U.S. Orders Deep Pay Cuts at Companies Who Received Bail-Out Funds - Flemlord
http://www.cnbc.com/id/33417281
======
grellas
We all get a great sense of schadenfreude when formerly profligate
corporations get their comeuppance in this way but the pay czar role (whether
in the form of an individual or a political committee) is in reality fraught
with problems for taxpayers.

If the government is to be anything than a long-term host for parasitical
companies, the idea is to have the companies turn around. Yet who worth his
salt will remain at such companies if the compensation needed to keep them
competitive with otherwise similarly situated companies is not there - or,
worse, was there but was cut by a "pay czar' for who knows what reasons
(especially bad if people have their pay cut in order to appease popular
prejudices)?

Yet what "pay czar" worth his salt will _not_ want to scrutinize all salaries
closely for companies that have been feasting at the public trough? Of course,
that is his job and he must do it to be responsible.
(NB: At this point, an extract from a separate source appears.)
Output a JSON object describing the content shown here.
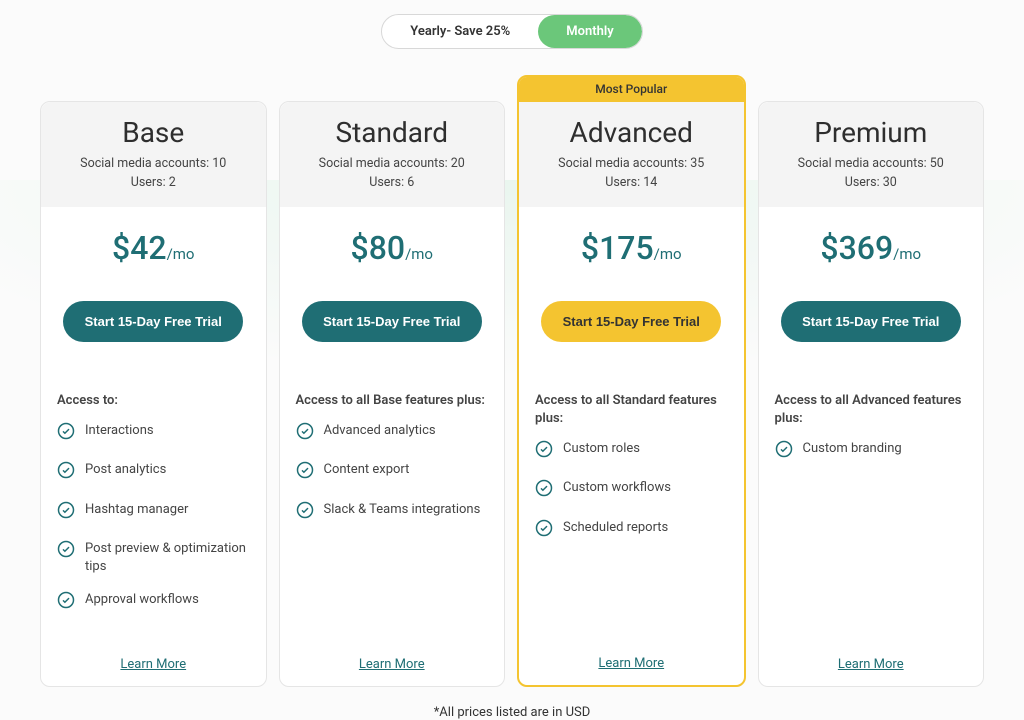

Sometimes such cuts will be more than warranted; other times, they will be
arbitrary. There really is no good measure for determining which is which.
Hence, it can all become political or not and only the bureaucrats and
politicians will ever know - of course, those directly affected will also know
and they will not likely stick around for more if they are indeed working hard
only to have political factors wind up hurting them economically with no
recourse but to have to suck it up.

And so the whole system is calculated to do anything _but_ help the companies
turn around, at least as this might happen through having competitively paid
and motivated individuals in positions of ultimate responsibility.
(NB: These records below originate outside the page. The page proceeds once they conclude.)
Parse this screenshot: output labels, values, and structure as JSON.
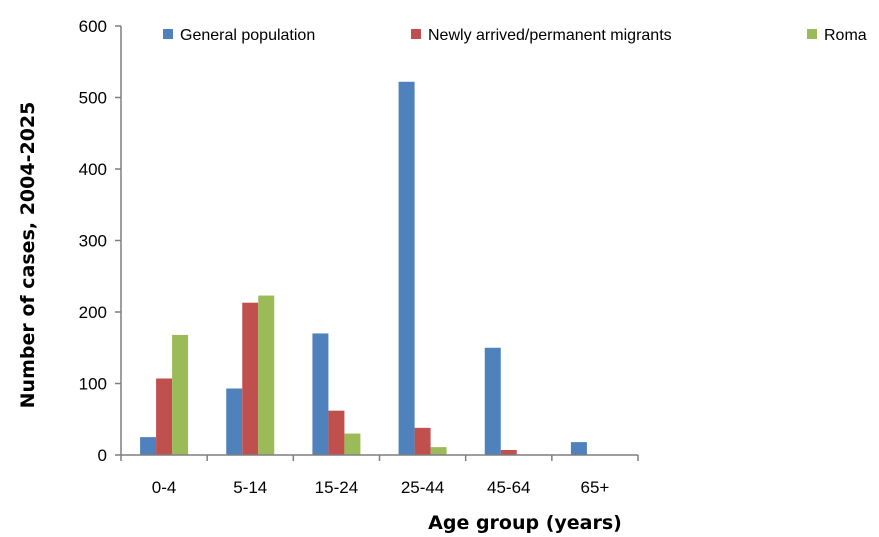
{
  "chart_data": {
    "type": "bar",
    "title": "",
    "xlabel": "Age group (years)",
    "ylabel": "Number of cases, 2004-2025",
    "categories": [
      "0-4",
      "5-14",
      "15-24",
      "25-44",
      "45-64",
      "65+"
    ],
    "ylim": [
      0,
      600
    ],
    "yticks": [
      0,
      100,
      200,
      300,
      400,
      500,
      600
    ],
    "grid": false,
    "legend_position": "top",
    "series": [
      {
        "name": "General population",
        "color": "#4f81bd",
        "values": [
          25,
          93,
          170,
          522,
          150,
          18
        ]
      },
      {
        "name": "Newly arrived/permanent migrants",
        "color": "#c0504d",
        "values": [
          107,
          213,
          62,
          38,
          7,
          0
        ]
      },
      {
        "name": "Roma",
        "color": "#9bbb59",
        "values": [
          168,
          223,
          30,
          11,
          0,
          0
        ]
      }
    ]
  }
}
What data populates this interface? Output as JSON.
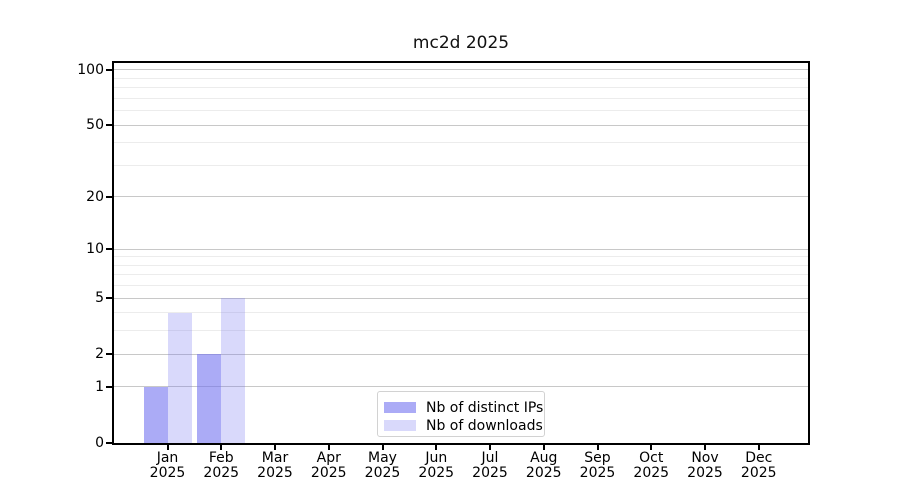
{
  "title": "mc2d 2025",
  "chart_data": {
    "type": "bar",
    "title": "mc2d 2025",
    "categories": [
      "Jan",
      "Feb",
      "Mar",
      "Apr",
      "May",
      "Jun",
      "Jul",
      "Aug",
      "Sep",
      "Oct",
      "Nov",
      "Dec"
    ],
    "category_year": "2025",
    "series": [
      {
        "name": "Nb of distinct IPs",
        "color": "rgba(110,110,240,0.58)",
        "values": [
          1,
          2,
          0,
          0,
          0,
          0,
          0,
          0,
          0,
          0,
          0,
          0
        ]
      },
      {
        "name": "Nb of downloads",
        "color": "rgba(110,110,240,0.26)",
        "values": [
          4,
          5,
          0,
          0,
          0,
          0,
          0,
          0,
          0,
          0,
          0,
          0
        ]
      }
    ],
    "y_axis": {
      "scale": "symlog-log1p",
      "range": [
        0,
        109
      ],
      "ticks": [
        0,
        1,
        2,
        5,
        10,
        20,
        50,
        100
      ],
      "minor_gridlines": [
        3,
        4,
        6,
        7,
        8,
        9,
        30,
        40,
        60,
        70,
        80,
        90
      ]
    },
    "x_axis": {
      "tick_line1": [
        "Jan",
        "Feb",
        "Mar",
        "Apr",
        "May",
        "Jun",
        "Jul",
        "Aug",
        "Sep",
        "Oct",
        "Nov",
        "Dec"
      ],
      "tick_line2": "2025"
    },
    "legend": {
      "position": "lower center",
      "entries": [
        "Nb of distinct IPs",
        "Nb of downloads"
      ]
    },
    "grid": "horizontal major and minor",
    "colors": {
      "distinct_ips_bar": "#a8a8f0",
      "downloads_bar": "#d8d8fa",
      "major_grid": "#c8c8c8",
      "minor_grid": "#ececec",
      "spine": "#000000"
    }
  }
}
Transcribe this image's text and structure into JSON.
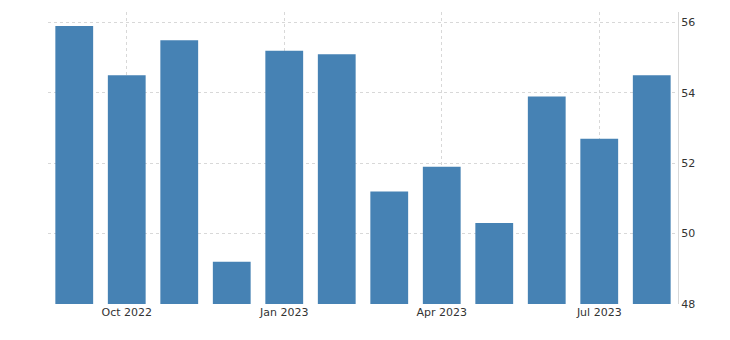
{
  "chart_data": {
    "type": "bar",
    "categories": [
      null,
      "Oct 2022",
      null,
      null,
      "Jan 2023",
      null,
      null,
      "Apr 2023",
      null,
      null,
      "Jul 2023",
      null
    ],
    "values": [
      55.9,
      54.5,
      55.5,
      49.2,
      55.2,
      55.1,
      51.2,
      51.9,
      50.3,
      53.9,
      52.7,
      54.5
    ],
    "color": "#4682b4",
    "ylim": [
      48,
      56.3
    ],
    "yticks": [
      48,
      50,
      52,
      54,
      56
    ],
    "grid": true
  }
}
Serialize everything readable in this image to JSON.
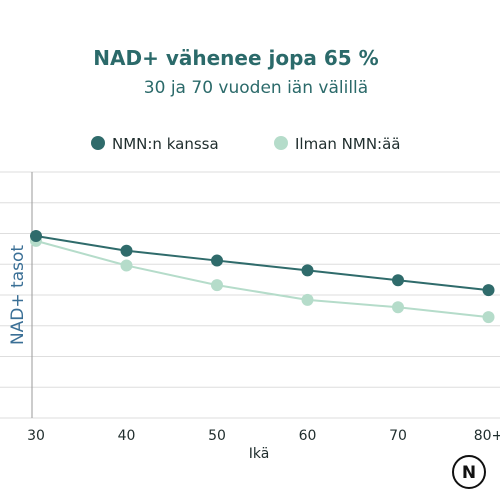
{
  "chart_data": {
    "type": "line",
    "title": "NAD+ vähenee jopa 65 %",
    "subtitle": "30 ja 70 vuoden iän välillä",
    "xlabel": "Ikä",
    "ylabel": "NAD+ tasot",
    "categories": [
      "30",
      "40",
      "50",
      "60",
      "70",
      "80+"
    ],
    "ylim": [
      0,
      10
    ],
    "grid": true,
    "legend_position": "top-center",
    "series": [
      {
        "name": "NMN:n kanssa",
        "color": "#2f6b6b",
        "values": [
          7.4,
          6.8,
          6.4,
          6.0,
          5.6,
          5.2
        ]
      },
      {
        "name": "Ilman NMN:ää",
        "color": "#b5dcca",
        "values": [
          7.2,
          6.2,
          5.4,
          4.8,
          4.5,
          4.1
        ]
      }
    ]
  },
  "logo": {
    "letter": "N",
    "icon": "n-logo-icon"
  }
}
I do not say this out of sympathy for the corporations. Most of them richly
deserve all that they are getting right now. But the poor taxpayer is not
well-served either, as a losing approach goes from bad to worse in all
likelihood, with the taxpayer perpetually on the hook for more.

------
jibiki
This is hardly the first time the US government has bailed out private
corporations. Was compensation a major issue when we bailed out the railroads?